15th December 2023
Christopher Nosnibor
This is an odd one which will likely baffle and bewilder many of those who encounter it – which will likely be far fewer than it deserves. It’s rare for a track that isn’t thrash or grindcore to run to less than a minute and a half, for a start. I know absolutely nothing about T.N. beyond that they’re from Spain, but T.N.’s ‘Siddung’ is a sliver of minimalist hip-hop that sends a shiver down the spine.
If commercial hip-hop has come to be synonymous with bragging and banging, flashing cash and blades, it’s worth remembering that its roots were a different kind of ‘street’, and with acts like Last Poets emerged from spoken word, the jazz and beat scene of the late 50s, giving a voice to black culture and the civil rights movement.

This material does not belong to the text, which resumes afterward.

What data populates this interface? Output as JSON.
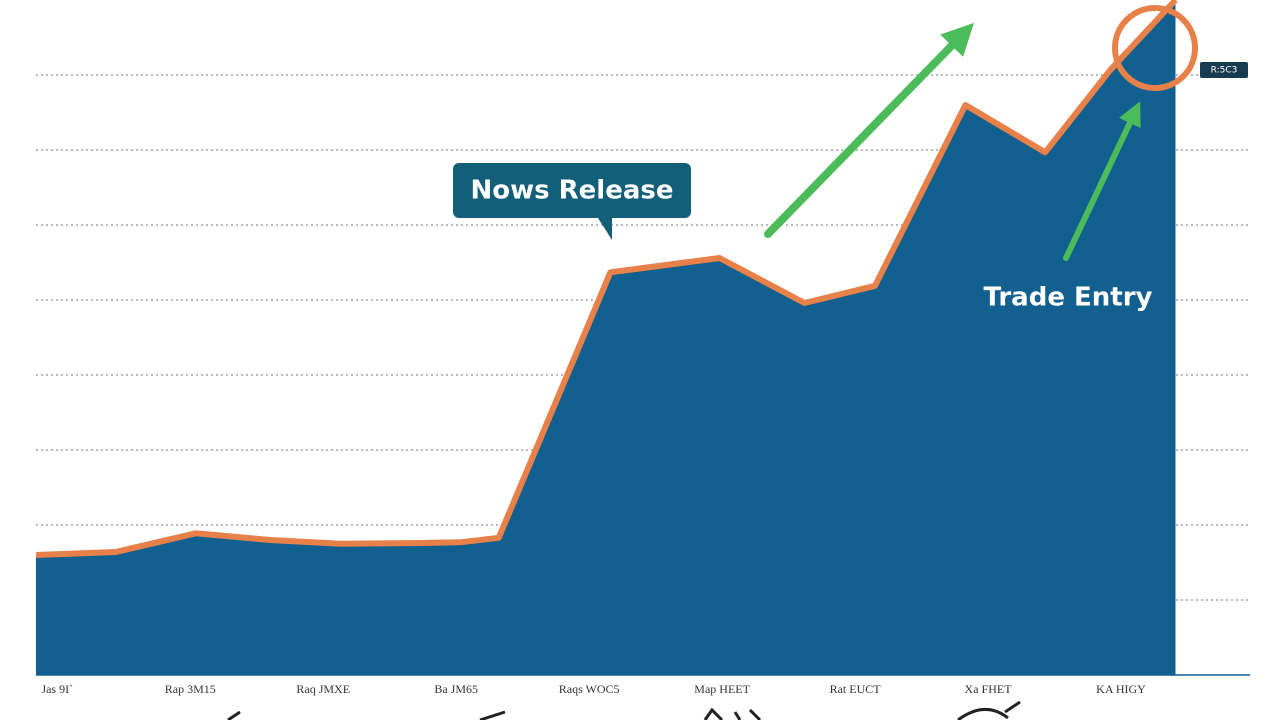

This track is something of a hybrid – it’s ‘street’ but it’s introspective and uncomfortable, and after an atmospheric introduction, halts just as it seems to be finding its groove. It’s difficult to unravel the track’s meaning or intent: ‘siddung’ is patois for ‘sit down’ – as the cover art relays in a literal sense – but beyond that…?
It feels more like a sketch than a complete song, but one could imagine an album containing maybe twenty or so of these vignettes would add up to paint a quite compelling picture.